The heating system chosen is an 85% AFUE sealed combustion oil fired hot water heater, both for the availability of oil for heating, and the small size of the components of the system. The high efficiency oil boiler (in this case a Toyotomi Oil Miser OM-180) is somewhat of a specialty item, but is a good option for the cost and sealed combustion. The selected unit should be a sealed combustion unit with the dedicated intake and exhaust ducts connected to the outside to avoid any potential for back-drafting combustion products into the house.

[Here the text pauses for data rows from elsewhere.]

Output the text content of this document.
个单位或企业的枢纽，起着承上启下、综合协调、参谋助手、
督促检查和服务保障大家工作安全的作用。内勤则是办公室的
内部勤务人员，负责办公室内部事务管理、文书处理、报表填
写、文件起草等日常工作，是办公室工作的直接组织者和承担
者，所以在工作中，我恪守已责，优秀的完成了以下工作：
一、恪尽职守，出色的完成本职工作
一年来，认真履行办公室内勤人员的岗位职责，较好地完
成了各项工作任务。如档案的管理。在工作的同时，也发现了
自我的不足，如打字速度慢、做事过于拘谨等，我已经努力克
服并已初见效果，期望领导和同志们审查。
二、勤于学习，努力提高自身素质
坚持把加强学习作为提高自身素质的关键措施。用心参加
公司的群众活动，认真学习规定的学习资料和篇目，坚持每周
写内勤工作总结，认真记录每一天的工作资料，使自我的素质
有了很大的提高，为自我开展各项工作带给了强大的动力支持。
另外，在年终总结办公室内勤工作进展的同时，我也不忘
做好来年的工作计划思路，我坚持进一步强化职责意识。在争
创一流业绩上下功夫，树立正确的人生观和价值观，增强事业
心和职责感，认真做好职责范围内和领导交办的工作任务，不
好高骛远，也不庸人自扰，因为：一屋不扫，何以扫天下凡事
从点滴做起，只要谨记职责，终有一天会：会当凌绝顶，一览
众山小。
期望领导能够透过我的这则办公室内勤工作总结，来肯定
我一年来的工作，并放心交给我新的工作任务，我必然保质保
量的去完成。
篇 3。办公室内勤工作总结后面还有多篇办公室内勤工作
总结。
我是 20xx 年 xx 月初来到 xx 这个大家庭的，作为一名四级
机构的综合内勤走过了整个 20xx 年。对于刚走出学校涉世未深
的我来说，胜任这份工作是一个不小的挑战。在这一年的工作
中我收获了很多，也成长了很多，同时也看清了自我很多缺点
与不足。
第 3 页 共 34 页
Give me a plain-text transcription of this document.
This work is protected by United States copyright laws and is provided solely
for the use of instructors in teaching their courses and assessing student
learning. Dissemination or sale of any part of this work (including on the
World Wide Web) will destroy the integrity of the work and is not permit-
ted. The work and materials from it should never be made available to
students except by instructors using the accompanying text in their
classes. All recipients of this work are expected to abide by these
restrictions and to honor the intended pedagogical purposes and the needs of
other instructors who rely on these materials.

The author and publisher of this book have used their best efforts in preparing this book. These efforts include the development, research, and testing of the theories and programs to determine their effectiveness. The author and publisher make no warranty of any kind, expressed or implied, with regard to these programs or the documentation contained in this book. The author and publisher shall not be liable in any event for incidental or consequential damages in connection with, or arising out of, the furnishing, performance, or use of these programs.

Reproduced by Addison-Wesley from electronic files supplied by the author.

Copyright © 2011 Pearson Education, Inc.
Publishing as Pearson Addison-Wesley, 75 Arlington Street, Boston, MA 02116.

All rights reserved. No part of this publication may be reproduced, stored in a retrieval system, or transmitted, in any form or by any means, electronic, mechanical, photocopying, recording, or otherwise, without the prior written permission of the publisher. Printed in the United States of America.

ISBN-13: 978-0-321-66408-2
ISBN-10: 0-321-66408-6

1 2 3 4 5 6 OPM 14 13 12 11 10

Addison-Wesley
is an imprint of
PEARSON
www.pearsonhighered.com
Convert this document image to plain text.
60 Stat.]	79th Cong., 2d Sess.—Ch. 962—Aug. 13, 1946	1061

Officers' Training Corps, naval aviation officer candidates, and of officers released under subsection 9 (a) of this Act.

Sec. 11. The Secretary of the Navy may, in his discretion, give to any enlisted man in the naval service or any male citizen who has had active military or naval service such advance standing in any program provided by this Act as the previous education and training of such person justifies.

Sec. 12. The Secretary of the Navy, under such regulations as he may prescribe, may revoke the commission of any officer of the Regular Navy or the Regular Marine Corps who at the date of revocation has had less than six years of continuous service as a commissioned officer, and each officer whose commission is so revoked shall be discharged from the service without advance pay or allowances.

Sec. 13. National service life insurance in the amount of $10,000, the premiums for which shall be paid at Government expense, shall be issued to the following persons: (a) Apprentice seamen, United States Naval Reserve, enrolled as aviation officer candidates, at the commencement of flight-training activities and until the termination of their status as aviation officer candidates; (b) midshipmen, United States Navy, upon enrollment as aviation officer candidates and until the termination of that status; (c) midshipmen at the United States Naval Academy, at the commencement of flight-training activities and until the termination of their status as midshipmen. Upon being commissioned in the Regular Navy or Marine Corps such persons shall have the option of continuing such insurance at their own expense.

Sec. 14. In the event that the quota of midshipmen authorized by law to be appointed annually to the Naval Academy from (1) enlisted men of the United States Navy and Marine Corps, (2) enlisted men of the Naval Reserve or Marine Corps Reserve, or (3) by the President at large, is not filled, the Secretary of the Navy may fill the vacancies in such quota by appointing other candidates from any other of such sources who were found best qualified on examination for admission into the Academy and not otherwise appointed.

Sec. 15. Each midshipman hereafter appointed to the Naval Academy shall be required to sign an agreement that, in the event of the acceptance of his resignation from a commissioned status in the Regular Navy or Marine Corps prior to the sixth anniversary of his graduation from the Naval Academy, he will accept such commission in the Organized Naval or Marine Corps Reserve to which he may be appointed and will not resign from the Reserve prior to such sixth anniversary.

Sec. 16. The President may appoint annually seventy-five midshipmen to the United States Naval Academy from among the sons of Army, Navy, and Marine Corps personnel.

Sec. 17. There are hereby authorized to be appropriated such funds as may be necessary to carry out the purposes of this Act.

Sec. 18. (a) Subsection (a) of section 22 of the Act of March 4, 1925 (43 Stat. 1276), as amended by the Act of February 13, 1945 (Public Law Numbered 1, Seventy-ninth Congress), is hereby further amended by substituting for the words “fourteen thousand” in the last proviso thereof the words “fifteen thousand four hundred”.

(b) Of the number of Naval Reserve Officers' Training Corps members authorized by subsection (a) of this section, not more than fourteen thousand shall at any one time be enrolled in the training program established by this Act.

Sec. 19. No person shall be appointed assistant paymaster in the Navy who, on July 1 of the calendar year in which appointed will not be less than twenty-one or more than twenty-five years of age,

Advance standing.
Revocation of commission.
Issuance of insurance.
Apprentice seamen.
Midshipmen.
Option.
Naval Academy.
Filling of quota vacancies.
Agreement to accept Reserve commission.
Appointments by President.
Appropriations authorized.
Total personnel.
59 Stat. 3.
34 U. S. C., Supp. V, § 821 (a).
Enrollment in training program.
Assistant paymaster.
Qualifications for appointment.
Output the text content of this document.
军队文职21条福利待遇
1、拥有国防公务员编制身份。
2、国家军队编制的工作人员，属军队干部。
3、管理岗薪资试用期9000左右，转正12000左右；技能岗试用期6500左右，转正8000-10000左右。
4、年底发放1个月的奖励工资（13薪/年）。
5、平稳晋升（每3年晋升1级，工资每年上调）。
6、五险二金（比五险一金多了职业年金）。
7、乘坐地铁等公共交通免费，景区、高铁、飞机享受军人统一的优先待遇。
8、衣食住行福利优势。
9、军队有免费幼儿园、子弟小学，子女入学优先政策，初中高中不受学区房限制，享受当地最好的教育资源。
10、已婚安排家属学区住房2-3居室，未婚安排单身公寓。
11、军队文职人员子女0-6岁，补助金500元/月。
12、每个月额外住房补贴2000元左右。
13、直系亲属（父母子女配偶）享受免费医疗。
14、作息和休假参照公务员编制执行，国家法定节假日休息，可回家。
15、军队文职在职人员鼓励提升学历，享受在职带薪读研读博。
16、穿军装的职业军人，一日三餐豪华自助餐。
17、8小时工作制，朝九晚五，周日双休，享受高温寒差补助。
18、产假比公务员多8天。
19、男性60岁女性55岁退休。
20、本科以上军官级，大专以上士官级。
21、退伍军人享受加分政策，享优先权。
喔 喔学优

The choice of a heat distribution system in the case of this prototype isn’t impacted by a need for cooling, and space is at somewhat of a premium, so baseboard finned tube radiators are being used for heating. Heat will be distributed around the house using baseboard finned tube radiators, which has been sized for a lower water temperature to allow integration with the hot water system, and higher efficiency. Standard baseboard radiators similar to Slant Fin BaseLine 2000 could be used with length shown on the drawings in the Appendices.

Duct Distribution System

With no need for cooling duct flows, the duct system can be significantly downsized to meet only the modest ventilation needs of the house. Small ducts are run from the outdoor air intake and exhaust hoods to the HRV, with supply air to the bedrooms of the house, and exhaust air from the common space. With the small flows expected from the HRV, the undercut on doors can easily handle the return air flow, avoiding the need for any further means of return.

Ventilation

The heart of the ventilation duct system is an HRV with flow ratings in the ~40-50 CFM range. Using the duct system described above, the objective is to turn over air throughout the house by locating the supply and returns on opposite sides of the house. The HRV fan is a particularly efficient means for providing the small ventilation air flows, with the added benefit of gaining heat recovery in the process

Provision is also made for point source pollutant control. Exhaust fans located in the bathrooms and kitchen are used to remove the localized odors and higher humidity levels created in these areas.

Filtration

It is generally considered good practice to provide for some filtration of the distributed air in the house. In the case of a house with a Heat Recovery Ventilator, a small filter could be installed in the system for the inlet air. Some HRV’s are designed to re-circ and filter house air, though their power use tends to be higher than a simple ‘once-through’ model. Higher levels of filtration generally require larger fan sizes than are found in HRV’s.

Domestic Hot Water

The base system for domestic hot water would be direct heating of the domestic water using the oil water heater. In this way, the firing rate of the appliance leads to the higher efficiency for hot water. However, some building codes don’t allow using potable water in the house heating system, in which case an indirect tank water heater similar to Amtrol Boiler Mate or Heat Transfer Products SuperStor tank could be added in a parallel zoned system through the boiler. While there is some loss of efficiency on the hot water side of things, since the boiler is within the conditioned space, and the need for heating is an overwhelmingly large part of the year, most ‘stand-by’ losses directly offset heating needs, and are not actually losses.

A well designed hot water distribution system minimizes the length of pipe runs to the various faucets, to provide shorter wait times for hot water, and less wasted heating of water that will cool in the pipework.

Energy Model Results

The results of the mechanical systems upgrades represented a reduction in energy consumption of 6.3% when compared to the energy consumption of the Building America Benchmark house design.